Drépanocytose en RDC : Le cri du cœur d’une survivante pour briser la chaîne de la « maladie du sang » est un témoignage remarquable d’une femme atteinte par cette maladie. Le 19 juin de chaque année, la communauté internationale accorde cette journée pour la sensibilisation mondiale à cette cause qui coûte la vie à des nombreuses personnes souffrant de l’anémie SS. A ce sujet, si certains préjugés et une indéxation doivent-être dégagés de la conscience collective, plus encore, il convient que les états s’engagent de mettre en oeuvre certaines recommandations et dispositions publiques pour prévenir et garantir les générations à venir des réalités liées à l’anemie SS.

Lisez attentivement ce vibrant message d’une survivante drépanocytaire qui relève et démontre toutes les formes courantes de complexes et stigmatisation :

 » Prendre la parole pour transformer la douleur en combat, c’est le geste fort posé par GT, une survivante de l’anémie SS en République Démocratique du Congo.

À travers un plaidoyer vibrant, elle s’érige en porte-voix de milliers de Congolais touchés par cette maladie génétique.

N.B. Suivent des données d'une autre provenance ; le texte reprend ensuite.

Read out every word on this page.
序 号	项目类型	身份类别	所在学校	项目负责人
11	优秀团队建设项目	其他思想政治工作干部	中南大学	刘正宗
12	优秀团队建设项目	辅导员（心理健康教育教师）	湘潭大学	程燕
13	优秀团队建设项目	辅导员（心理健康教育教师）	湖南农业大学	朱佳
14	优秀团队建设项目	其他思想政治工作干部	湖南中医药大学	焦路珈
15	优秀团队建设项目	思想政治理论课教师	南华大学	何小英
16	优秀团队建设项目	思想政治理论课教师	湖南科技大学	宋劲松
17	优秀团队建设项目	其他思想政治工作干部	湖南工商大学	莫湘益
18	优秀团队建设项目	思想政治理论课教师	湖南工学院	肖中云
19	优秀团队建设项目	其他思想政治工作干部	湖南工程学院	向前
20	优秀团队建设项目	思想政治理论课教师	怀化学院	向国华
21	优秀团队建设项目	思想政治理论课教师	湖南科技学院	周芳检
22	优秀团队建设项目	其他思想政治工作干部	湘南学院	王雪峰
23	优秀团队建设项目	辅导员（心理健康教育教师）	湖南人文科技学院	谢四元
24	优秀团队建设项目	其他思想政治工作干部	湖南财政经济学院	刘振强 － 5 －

Son message est sans équivoque : la drépanocytose n’est pas une fatalité, mais un défi de santé publique que la nation entière doit bras-le-corps affronter pour offrir un avenir digne à sa jeunesse.

L’un des premiers remparts à briser reste la barrière des préjugés et des croyances populaires. GT lance un appel pressant pour mettre fin à la stigmatisation cruelle qui frappe trop souvent les malades en RDC, injustement qualifiés d’enfants « maudits » ou considérés comme des fardeaux. Rappelant la dignité et la résilience des drépanocytaires qui sont des étudiants, des travailleurs et des forces vives du pays, elle attend de la société de l’amour, du respect et une intégration pleine et entière plutôt que du rejet.

Pour stopper l’avancée de la maladie, l’auteure préconise une stratégie ancrée dans l’éducation et la prévention précoce. Elle suggère notamment d’intégrer la sensibilisation à la drépanocytose dès le banc de l’école, à travers le cours d’Éducation à la vie, afin que chaque jeune connaisse son profil d’électrophorèse. De plus, elle plaide pour des mesures institutionnelles strictes : rendre le dépistage néonatal obligatoire et accessible financièrement, et imposer le test avant chaque union, qu’elle soit civile ou coutumière, en mobilisant les églises et les universités autour de la date clé du 19 juin.

« Se soigner ne devrait pas être un luxe. »

Enfin, ce plaidoyer met en lumière l’urgence d’une prise en charge médicale équitable sur toute l’étendue du territoire national. Au-delà des mots, GT interpelle les décideurs sur la nécessité d’implanter des centres de soins spécialisés dans toutes les provinces de la RDC et de garantir soit la gratuité soit la réduction des coûts pour les traitements essentiels.

Ceux-ci incluent notamment l’accès vital à l’eau potable, à l’Hydrea. La synergie entre différentes actions : éducation, dépistage, solidarité et accès aux soins permettra enfin briser la chaîne de transmission de l’anémie SS. »

Témoignage d’une drépanocytaire survivante. (Olympus médias RDC.)